At the same time, it’d be a shame for reseq to refuse to process a line it doesn’t understand, if that line contains non-critical information. For example, consider delay lines (beginning with ‘@’). The delay line holds semantic information, to be sure; but not information that would affect reseq’s normal operation (it only has meaning when one of the --timings or --replay options has been specified). So, if an older version of reseq had existed that did not recognize them, it would have been a shame if its introduction in the newer release had caused the older version to refuse to process it.

To address both of these concerns, reseq has taken the approach of reserving certain prefixes for use as “semantically significant” line prefixes, and others for use in lines that reseq can safely ignore.
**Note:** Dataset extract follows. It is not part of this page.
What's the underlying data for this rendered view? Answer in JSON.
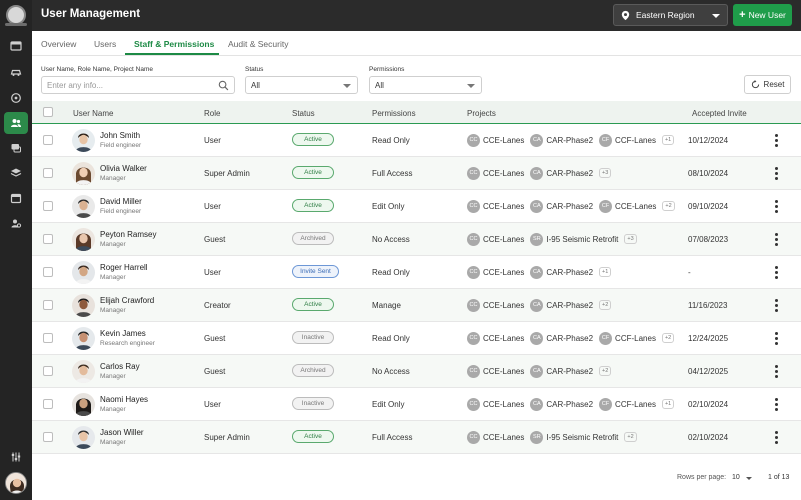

A line that begins with any of the following characters, will cause reseq to halt processing and exit with an error.

!$+/=[\^{~

The idea is that these prefixes are reserved for future use in lines that reseq must understand in order to produce correct results.

This leaves all remaining characters free for use in specifying future teseq output lines that do not affect processing for older reseqs. Note that they are still reserved for teseq, and are not intended for users to insert commentary or such. However, teseq will never use a line beginning with the space character; and reseq will always ignore such lines, so the space character may be used to indicate user comments.